Infrastructure fails. Rate limits hit. Timeouts happen. Providers go down. An agent with real remediation power has to survive all of that — and Backstop does. But the failure that actually takes systems down is subtler: a confident, plausible, wrong model output.
The failure taxonomy
| Failure mode | How Backstop handles it |
|---|
| Rate limits | Priority fallback chain — a 429 fails over to the next model automatically; a rate-limit policy makes it observable on demand. |
| Model / provider outage | The same chain: Sonnet → Llama → Nova → Haiku, with retry/fallback on auth/timeout/5xx. |
| Slow responses | Gateway-level routing + timeouts fail over instead of hanging. |
| Tool failures | Caught per call; the run degrades to a human hand-off with full context. |
| Bad intermediate outputs | The quality gate — rules plus an LLM-as-judge — catches ungrounded diagnoses and re-routes. The headline defense. |
| Cascading errors | An anomaly-budget circuit breaker trips and escalates instead of amplifying the cascade. |
| Destructive actions | The action gate + scoped tools make a catastrophic write structurally unreachable. |
| Malformed failover output | The balanced-JSON extractor parses any model’s formatting, so a provider switch never corrupts a diagnosis. |
| Cost blow-ups | A cheap judge model, a budget policy, and a loop cap bound spend. |
Demo scenarios
The /run console has a scenario bar that injects any failure mode with one click and lets you watch a different defense fire.
| Scenario | What fires |
|---|
| Hallucinated diagnosis | quality gate + LLM-as-judge catch the wrong output → re-route → resolve |
| Cascading failure | a diagnosis that stays wrong → circuit breaker trips → escalate |
| Clean signal | a grounded diagnosis → every gate passes → resolve (proves no false-positives) |
| Tool failure | the cluster API fails mid-action → the naive agent crashes, Backstop catches it and escalates |
| Model failover | the gateway fails the primary over to the next model, live |
A note on the failure I inject — and what’s honest about it. This is controlled fault injection, the way you’d run a chaos experiment. The cluster break is real, and so is the remediation.

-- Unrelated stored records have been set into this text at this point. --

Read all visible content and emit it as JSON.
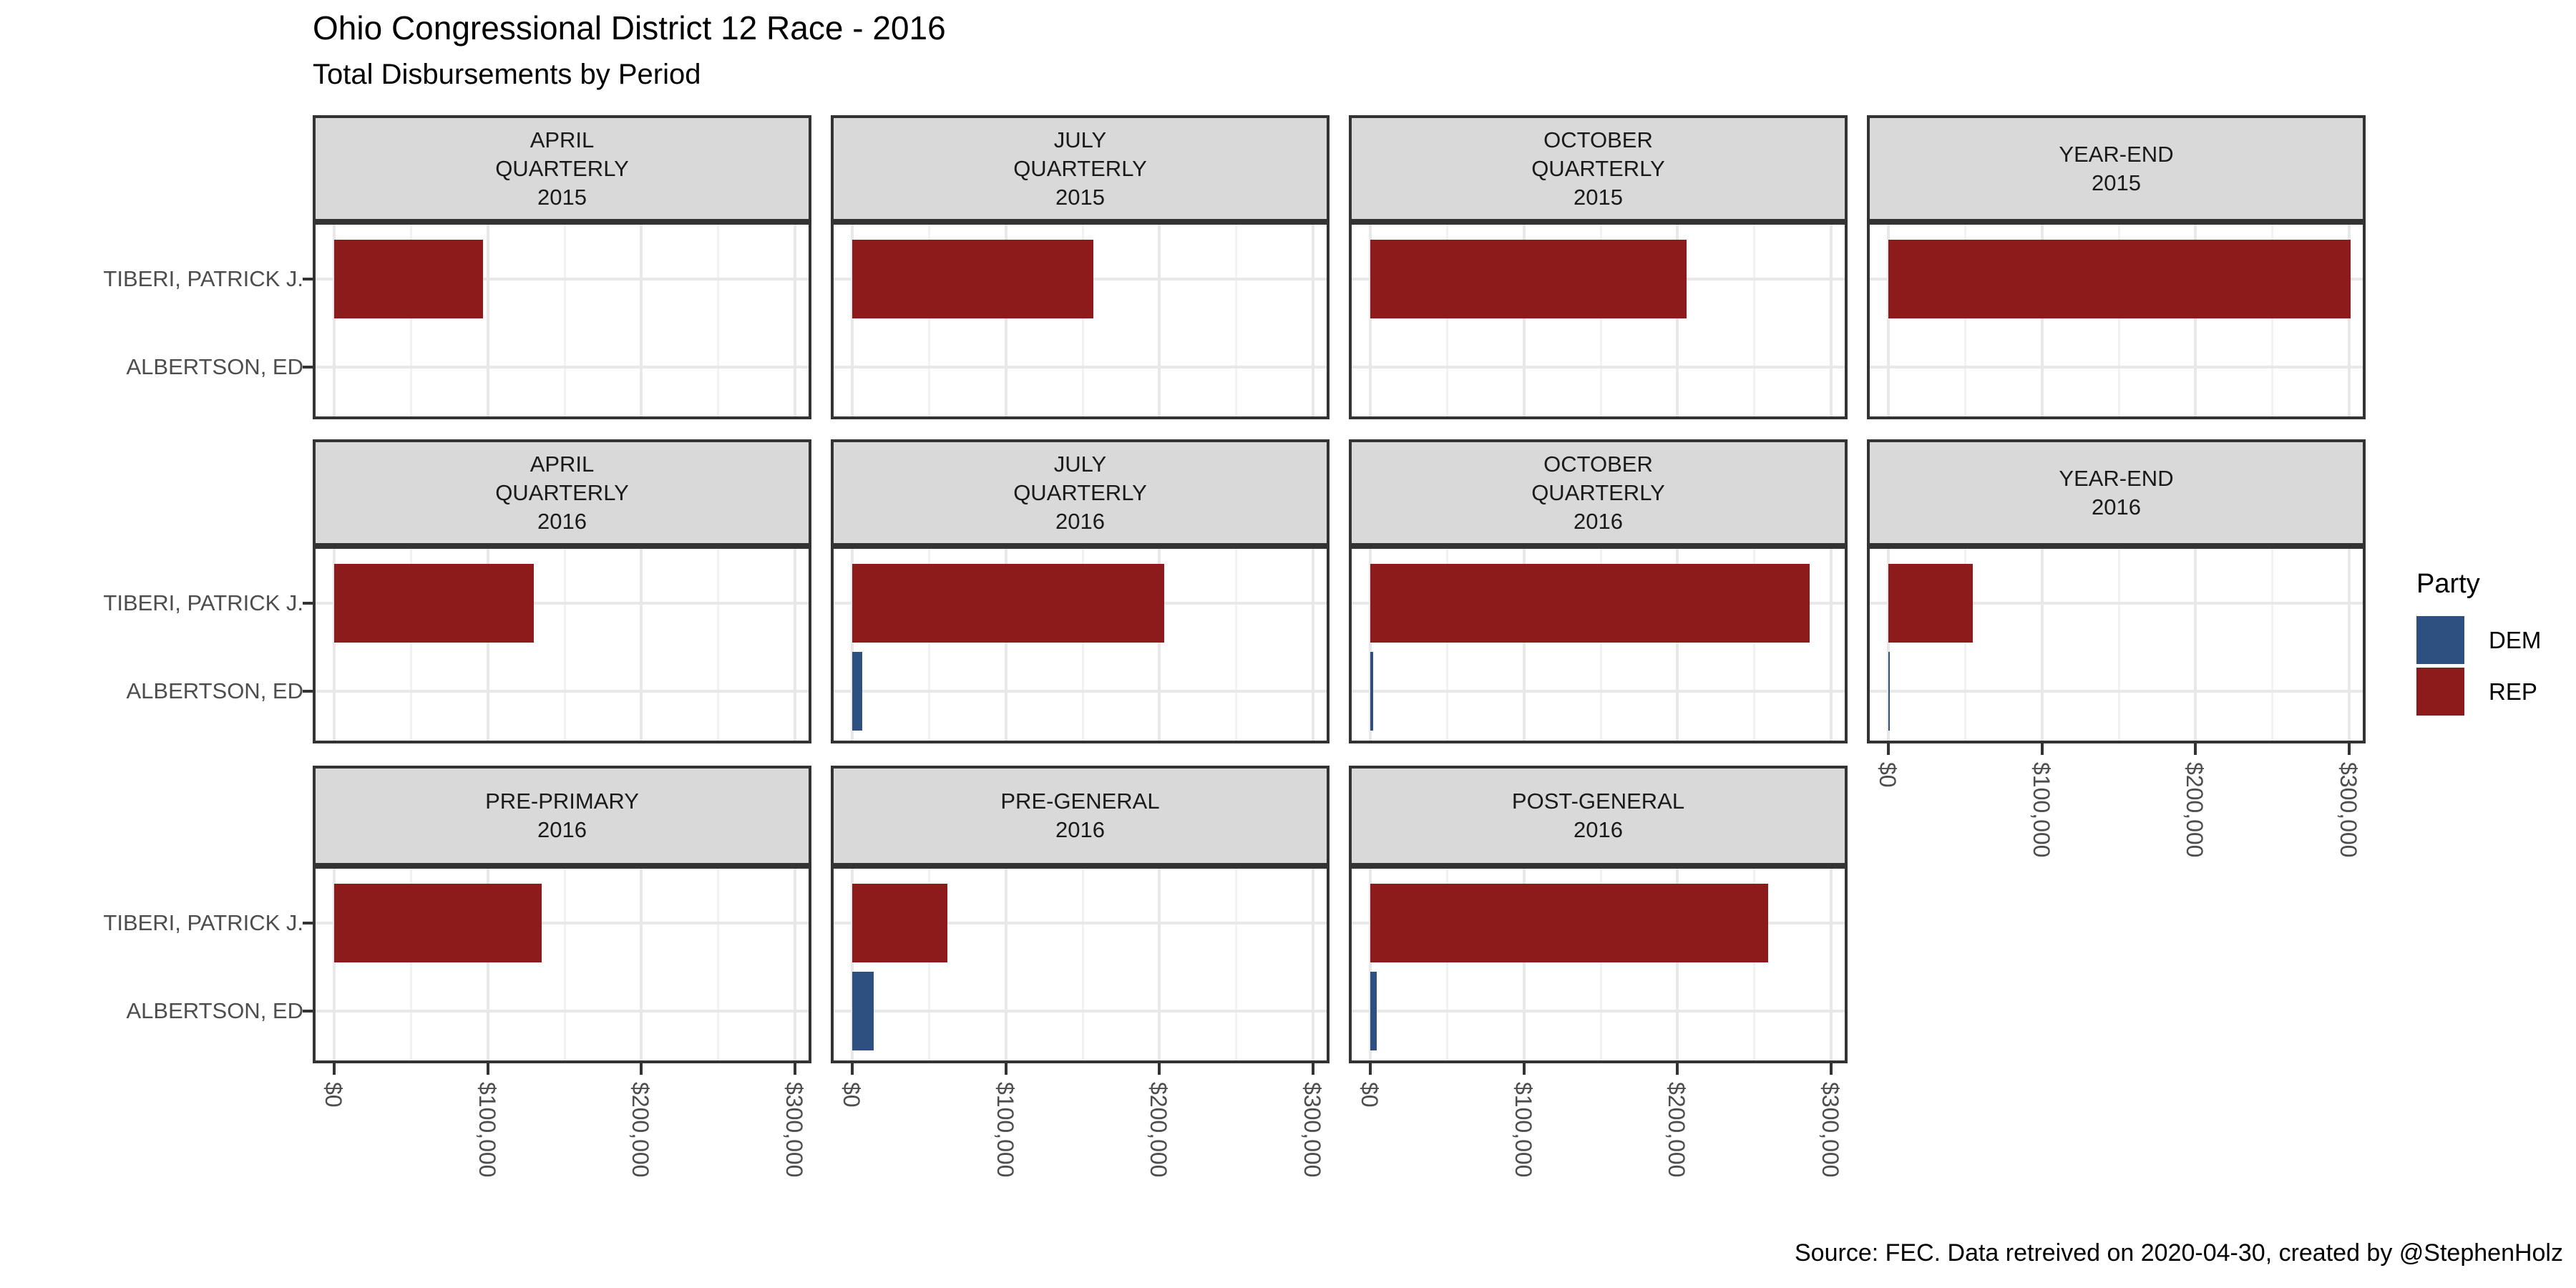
{
  "header": {
    "title": "Ohio Congressional District 12 Race - 2016",
    "subtitle": "Total Disbursements by Period"
  },
  "caption": "Source: FEC. Data retreived on 2020-04-30, created by @StephenHolz",
  "legend": {
    "title": "Party",
    "entries": [
      {
        "label": "DEM",
        "color": "#2E5080"
      },
      {
        "label": "REP",
        "color": "#8E1B1B"
      }
    ]
  },
  "colors": {
    "dem": "#2E5080",
    "rep": "#8E1B1B",
    "strip_bg": "#D9D9D9",
    "panel_border": "#333333",
    "grid_major": "#E8E8E8",
    "grid_minor": "#F2F2F2",
    "axis_text": "#4D4D4D",
    "tick": "#333333"
  },
  "chart_data": {
    "type": "bar",
    "orientation": "horizontal",
    "title": "Ohio Congressional District 12 Race - 2016",
    "subtitle": "Total Disbursements by Period",
    "caption": "Source: FEC. Data retreived on 2020-04-30, created by @StephenHolz",
    "categories": [
      "TIBERI, PATRICK J.",
      "ALBERTSON, ED"
    ],
    "category_party": [
      "REP",
      "DEM"
    ],
    "legend_position": "right",
    "grid": true,
    "x_axis": {
      "ticks": [
        0,
        100000,
        200000,
        300000
      ],
      "tick_labels": [
        "$0",
        "$100,000",
        "$200,000",
        "$300,000"
      ],
      "minor_ticks": [
        50000,
        150000,
        250000
      ],
      "range": [
        -14000,
        312000
      ],
      "tick_label_rotation": 90
    },
    "facets": [
      {
        "label_lines": [
          "APRIL",
          "QUARTERLY",
          "2015"
        ],
        "row": 0,
        "col": 0,
        "x_axis": false,
        "values": [
          97000,
          0
        ]
      },
      {
        "label_lines": [
          "JULY",
          "QUARTERLY",
          "2015"
        ],
        "row": 0,
        "col": 1,
        "x_axis": false,
        "values": [
          157000,
          0
        ]
      },
      {
        "label_lines": [
          "OCTOBER",
          "QUARTERLY",
          "2015"
        ],
        "row": 0,
        "col": 2,
        "x_axis": false,
        "values": [
          206000,
          0
        ]
      },
      {
        "label_lines": [
          "YEAR-END",
          "2015"
        ],
        "row": 0,
        "col": 3,
        "x_axis": false,
        "values": [
          301000,
          0
        ]
      },
      {
        "label_lines": [
          "APRIL",
          "QUARTERLY",
          "2016"
        ],
        "row": 1,
        "col": 0,
        "x_axis": false,
        "values": [
          130000,
          0
        ]
      },
      {
        "label_lines": [
          "JULY",
          "QUARTERLY",
          "2016"
        ],
        "row": 1,
        "col": 1,
        "x_axis": false,
        "values": [
          203000,
          6500
        ]
      },
      {
        "label_lines": [
          "OCTOBER",
          "QUARTERLY",
          "2016"
        ],
        "row": 1,
        "col": 2,
        "x_axis": false,
        "values": [
          286000,
          1800
        ]
      },
      {
        "label_lines": [
          "YEAR-END",
          "2016"
        ],
        "row": 1,
        "col": 3,
        "x_axis": true,
        "values": [
          55000,
          900
        ]
      },
      {
        "label_lines": [
          "PRE-PRIMARY",
          "2016"
        ],
        "row": 2,
        "col": 0,
        "x_axis": true,
        "values": [
          135000,
          0
        ]
      },
      {
        "label_lines": [
          "PRE-GENERAL",
          "2016"
        ],
        "row": 2,
        "col": 1,
        "x_axis": true,
        "values": [
          62000,
          14000
        ]
      },
      {
        "label_lines": [
          "POST-GENERAL",
          "2016"
        ],
        "row": 2,
        "col": 2,
        "x_axis": true,
        "values": [
          259000,
          4200
        ]
      }
    ]
  }
}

The poisoned diagnosis (the “restart prod-db” hallucination) I inject deterministically so both agents face the identical bad intermediate output — that’s the variable I’m isolating, and it makes the guardrail’s catch reproducible on every run rather than something I have to hope the model does on camera. With BACKSTOP_LIVE=true, the re-diagnosis on the re-route, the LLM-as-judge, and the recovery all run against the live model on the gateway; only the first deliberately-bad output is scripted. The point isn’t “watch the model hallucinate” — it’s “watch what happens to a wrong output when it occurs.”